Conseil des prud’hommes amputé, Tribunal des affaires de sécurité sociale à la trappe…

Depuis l’annonce du projet de loi ordinaire dit de « programmation 2018-2022 et de réforme de la justice » et du projet de « renforcement des juridictions » de nombreuses voix n’ont cessé d’en dénoncer les dangers et de saisir toute opportunité pour s’opposer aux dispositions néfastes pour l’ensemble des citoyens et des salariés. Le Défenseur Des Droits, la Commission Nationale Consultative des droits de l’Homme, les professionnels de justice de tous les métiers, des associations, les syndicats de salariés, le Syndicat de la Magistrature, le Syndicat des Avocats de France, s’élèvent pour dénoncer les attaquent portant atteinte à une justice de proximité, d’égal accès aux droits et qui garantisse les libertés individuelles à contrario d’une justice à deux vitesses qui léserait les plus démunis et les plus vulnérables.

Le 21 novembre, la CGT a été reçue par la Direction des services judiciaires sur la question du transfert des tribunaux de Sécurité sociale (TASS) qui jugent les conflits d’ordre administratif entre les caisses de sécurité sociale et les usagers et des tribunaux du contentieux de l’incapacité (TCI) qui règlent les litiges relatifs à l’invalidité ou à l’inaptitude au travail. L’inquiétude se manifeste également sur d’autres aspects du projet de loi se rapportant plus spécifiquement au droit du travail.

1 – La représentation obligatoire, en appel, devant le pôle social du TGI (regroupant TASS/TCI) ce qui représenterait un coût conséquent que beaucoup ne pourraient pas assumer, d’autant plus que les justiciables dans ce type de contentieux sont un public souvent en grande difficulté financière, psychologique, sanitaire et sociale. Les tribunaux gérant les contentieux de la sécurité sociale sont déjà critiquables quant aux pauvres moyens qui leur sont attribués. Ces juridictions dont l’enjeu est majeur pour les justiciables seraient encore moins accessibles. Déjà de premiers « avis de dessaisissement » tombent dans les boites à lettres des justiciables.

2 – La représentation obligatoire pour le contentieux des élections professionnelles. Ainsi, un employeur qui contesterait la désignation d’un délégué syndical : si le syndicat n’a pas les moyens de payer les honoraires d’un avocat, il ne pourra pas présenter sa défense devant le juge. Les seuls arguments présentés au juge seraient donc ceux de l’employeur. Les dégâts pour la représentation syndicale seraient désastreux. Jusqu’à présent ce contentieux fonctionne très bien sans représentation obligatoire, les syndicalistes étant à même de défendre « leur » dossier. Le Gouvernement voudrait encourager les employeurs à multiplier les contentieux, sachant que la majorité des syndicats ne pourraient pas suivre et nombre de désignation serait ainsi invalidée, il ne s’y prendrait pas autrement.

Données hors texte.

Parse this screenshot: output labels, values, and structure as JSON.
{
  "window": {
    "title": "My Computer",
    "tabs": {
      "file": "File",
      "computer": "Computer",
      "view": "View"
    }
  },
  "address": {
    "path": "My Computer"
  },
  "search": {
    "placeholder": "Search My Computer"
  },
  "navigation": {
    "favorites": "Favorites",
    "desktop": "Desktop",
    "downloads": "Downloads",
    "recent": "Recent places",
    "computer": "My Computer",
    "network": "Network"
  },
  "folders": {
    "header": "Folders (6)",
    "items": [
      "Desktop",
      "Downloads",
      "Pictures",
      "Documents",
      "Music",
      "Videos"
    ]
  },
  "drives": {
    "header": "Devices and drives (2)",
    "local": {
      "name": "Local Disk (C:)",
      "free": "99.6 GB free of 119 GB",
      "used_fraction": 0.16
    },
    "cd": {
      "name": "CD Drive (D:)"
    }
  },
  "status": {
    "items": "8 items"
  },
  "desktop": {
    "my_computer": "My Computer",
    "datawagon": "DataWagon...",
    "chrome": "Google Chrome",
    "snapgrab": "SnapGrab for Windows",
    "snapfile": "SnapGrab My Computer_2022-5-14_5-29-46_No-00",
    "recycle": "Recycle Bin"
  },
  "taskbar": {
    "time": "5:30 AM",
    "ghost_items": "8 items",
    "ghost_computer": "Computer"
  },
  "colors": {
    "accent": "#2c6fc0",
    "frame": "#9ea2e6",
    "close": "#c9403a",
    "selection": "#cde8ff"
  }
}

3 – La suppression des greffes des Conseils de Prud’hommes, « Lorsqu’un conseil de prud’hommes a son siège dans la même commune que le tribunal judiciaire ou l’une de ses chambres de proximité, le greffe du tribunal judiciaire assure les fonctions de greffe du conseil de prud’hommes » (amendement 147 de La République En Marche). À terme c’est donc la disparition des greffes spécifiques à la juridiction du travail (le greffe du TGI deviendrait en même temps le greffe du CPH). Dans cette juridiction, où les juges ne sont pas des professionnels du droit, le rôle du greffe est particulièrement précieux. N’en doutons pas, c’est une mesure de plus qui peut légitimement nous inquiéter sur la volonté du Gouvernement de supprimer les Conseils de Prud’hommes.

Les verriers de Givors ont plusieurs procédures en cours devant ces juridictions et d’autres vont naître de l’obstination du pouvoir et du patronat à contourner le droit du travail et de la Sécurité sociale ouvrant nombre de contentieux. Ils seront désormais confrontés à de nouvelles difficultés et des charges financières alourdies, simplement pour faire reconnaître leurs droits.